As for stewardship, neither Sanford nor Fairview has a track record likely to inspire public trust.

M-Health Fairview closed two hospitals in the middle of the pandemic, including the state’s only dedicated COVID-19 hospital. At the same time, CEO James Hereford took a 90 percent raise to more than $3.5 million in annual compensation.

Sanford, meanwhile, paid a $49.5 million golden parachute to disgraced CEO Kelby Krabbenhoft, who spread medical disinformation during the pandemic.

“Our state government has an obligation to pursue lower health care costs, better outcomes for patients and better conditions for health care workers,” Minnesota AFL-CIO President Bernie Burnham said. “This merger will do the exact opposite.

“As health care becomes more consolidated year after year, the only people benefiting are the CEOs. Now Minnesota’s regulators have a chance to draw a line in the sand and tell these regulators enough is enough.”

Rank-and-file union members, meanwhile, have raised concerns that the merger would threaten their collective bargaining rights and drive more health care workers out of the industry at a time when staffing shortfalls are at crisis levels.

Ericka Helling, an intensive care nurse at Fairview Southdale and a 25-year employee of the system, said she was “alarmed that a Minnesota institution could be bought and sold to an out-of-state entity.”

She noted that South Dakota is very different from Minnesota, where Helling’s union, the MNA, has a powerful seat at the table both in bargaining contracts and in oversight of the industry.

“Worrisome for me, as a union nurse, is what happens when an employer buys out a system,” she said. “Is our contract recognized? Do we need to fight all over again for the high standards and protections our contract provides the practice of nursing and patient care?”

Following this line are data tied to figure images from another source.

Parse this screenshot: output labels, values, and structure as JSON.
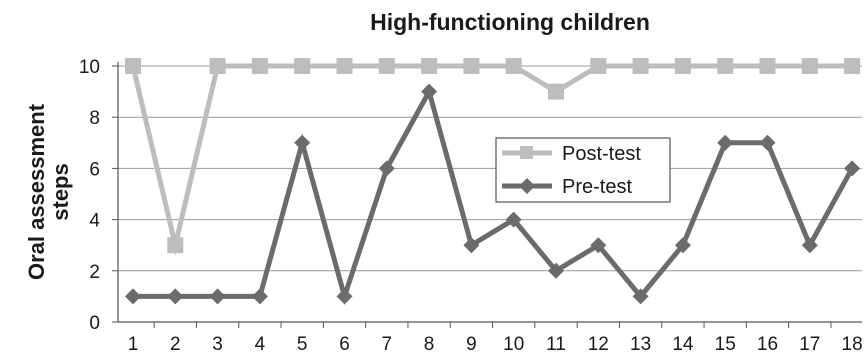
{
  "chart_data": {
    "type": "line",
    "title": "High-functioning children",
    "xlabel": "",
    "ylabel_lines": [
      "Oral assessment",
      "steps"
    ],
    "x": [
      1,
      2,
      3,
      4,
      5,
      6,
      7,
      8,
      9,
      10,
      11,
      12,
      13,
      14,
      15,
      16,
      17,
      18
    ],
    "x_tick_labels": [
      "1",
      "2",
      "3",
      "4",
      "5",
      "6",
      "7",
      "8",
      "9",
      "10",
      "11",
      "12",
      "13",
      "14",
      "15",
      "16",
      "17",
      "18"
    ],
    "ylim": [
      0,
      10
    ],
    "y_ticks": [
      0,
      2,
      4,
      6,
      8,
      10
    ],
    "y_tick_labels": [
      "0",
      "2",
      "4",
      "6",
      "8",
      "10"
    ],
    "grid": true,
    "legend_position": "center-right",
    "series": [
      {
        "name": "Post-test",
        "marker": "square",
        "color": "#bdbdbd",
        "values": [
          10,
          3,
          10,
          10,
          10,
          10,
          10,
          10,
          10,
          10,
          9,
          10,
          10,
          10,
          10,
          10,
          10,
          10
        ]
      },
      {
        "name": "Pre-test",
        "marker": "diamond",
        "color": "#6b6b6b",
        "values": [
          1,
          1,
          1,
          1,
          7,
          1,
          6,
          9,
          3,
          4,
          2,
          3,
          1,
          3,
          7,
          7,
          3,
          6
        ]
      }
    ]
  }
}
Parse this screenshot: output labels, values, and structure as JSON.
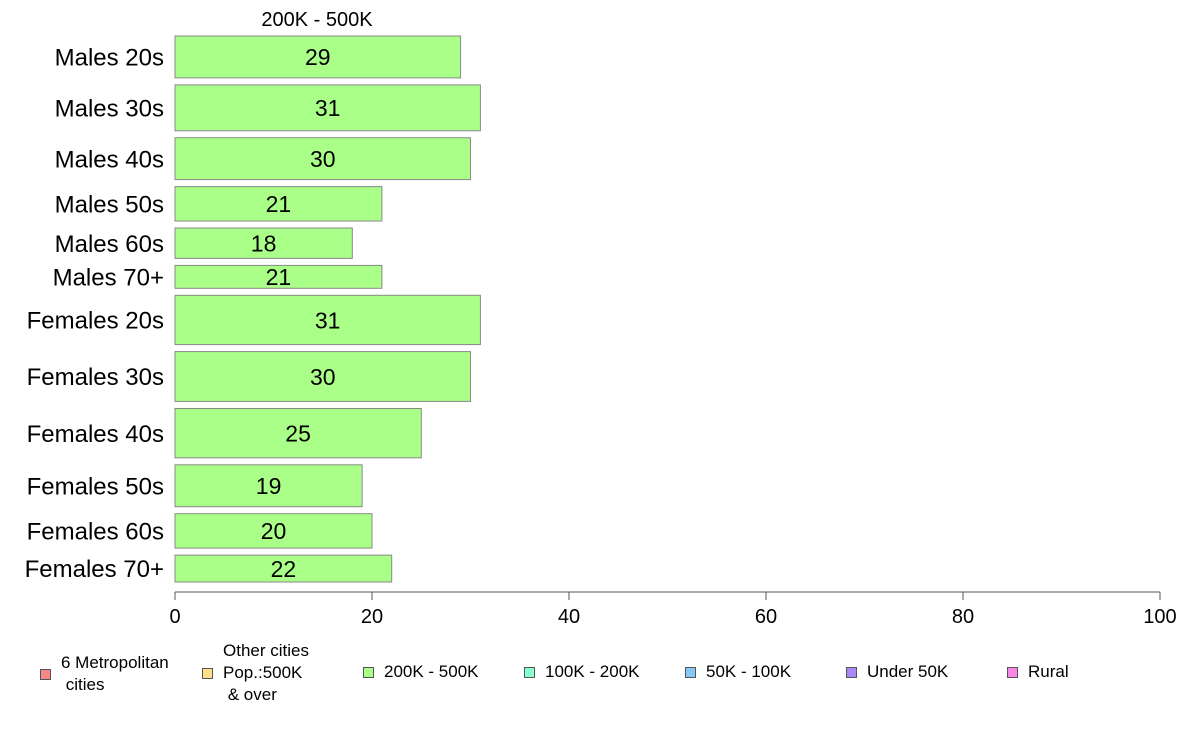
{
  "chart_data": {
    "type": "bar",
    "orientation": "horizontal",
    "title": "200K - 500K",
    "categories": [
      "Males 20s",
      "Males 30s",
      "Males 40s",
      "Males 50s",
      "Males 60s",
      "Males 70+",
      "Females 20s",
      "Females 30s",
      "Females 40s",
      "Females 50s",
      "Females 60s",
      "Females 70+"
    ],
    "values": [
      29,
      31,
      30,
      21,
      18,
      21,
      31,
      30,
      25,
      19,
      20,
      22
    ],
    "data_labels": [
      "29",
      "31",
      "30",
      "21",
      "18",
      "21",
      "31",
      "30",
      "25",
      "19",
      "20",
      "22"
    ],
    "bar_weights": [
      0.84,
      0.92,
      0.84,
      0.69,
      0.61,
      0.46,
      0.99,
      1.0,
      0.99,
      0.84,
      0.69,
      0.54
    ],
    "xlim": [
      0,
      100
    ],
    "xticks": [
      0,
      20,
      40,
      60,
      80,
      100
    ],
    "xlabel": "",
    "ylabel": "",
    "grid": false,
    "bar_color": "#aaff88",
    "bar_border": "#888888"
  },
  "legend": {
    "placement": "bottom",
    "items": [
      {
        "label": "6 Metropolitan\n cities",
        "color": "#f88888"
      },
      {
        "label": "Other cities\nPop.:500K\n & over",
        "color": "#ffe088"
      },
      {
        "label": "200K - 500K",
        "color": "#aaff88"
      },
      {
        "label": "100K - 200K",
        "color": "#88ffcc"
      },
      {
        "label": "50K - 100K",
        "color": "#88c8f8"
      },
      {
        "label": "Under 50K",
        "color": "#aa88f8"
      },
      {
        "label": "Rural",
        "color": "#f888e8"
      }
    ]
  }
}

M Health Fairview, Helling noted, refused to include language in its nurses’ most recent contract, settled in December, that would have extended the agreement’s terms through any merger.

Cliff Adams, an SEIU member who works at Fairview’s Masonic Children’s Hospital, echoed those concerns, and he called on Ellison and other leaders to focus on “the problems in our own backyard first and foremost,” including staff burnout, safety and racial equity.

“In the last four years we have seen our health care system strip away the caring aspect and monetize the health aspect,” Adams said. “We have seen failure from our employer. We are struggling to tackle these major issues with a large, home-based, Minnesota-oriented organization…

“Bigger does not always mean better.”

Union opposition helped tank a previous proposal to merge the two systems, forwarded in 2013.

Sanford and Fairview have said they hope to complete a merger by the end of this year.

The Attorney General’s office is also collecting public feedback on the merger online.


  1. Alice LaBarre says:

    Please do not merge U Fairview with Sanford. Sanford had behaved like a company that grabs and eats up everywhere it goes.
    Minnesota has a great reputation as a place for healthcare. We do not want SD and it’s politics coming into our state to eat up our good hospitals and clinics. As stated Bigger is not Better!!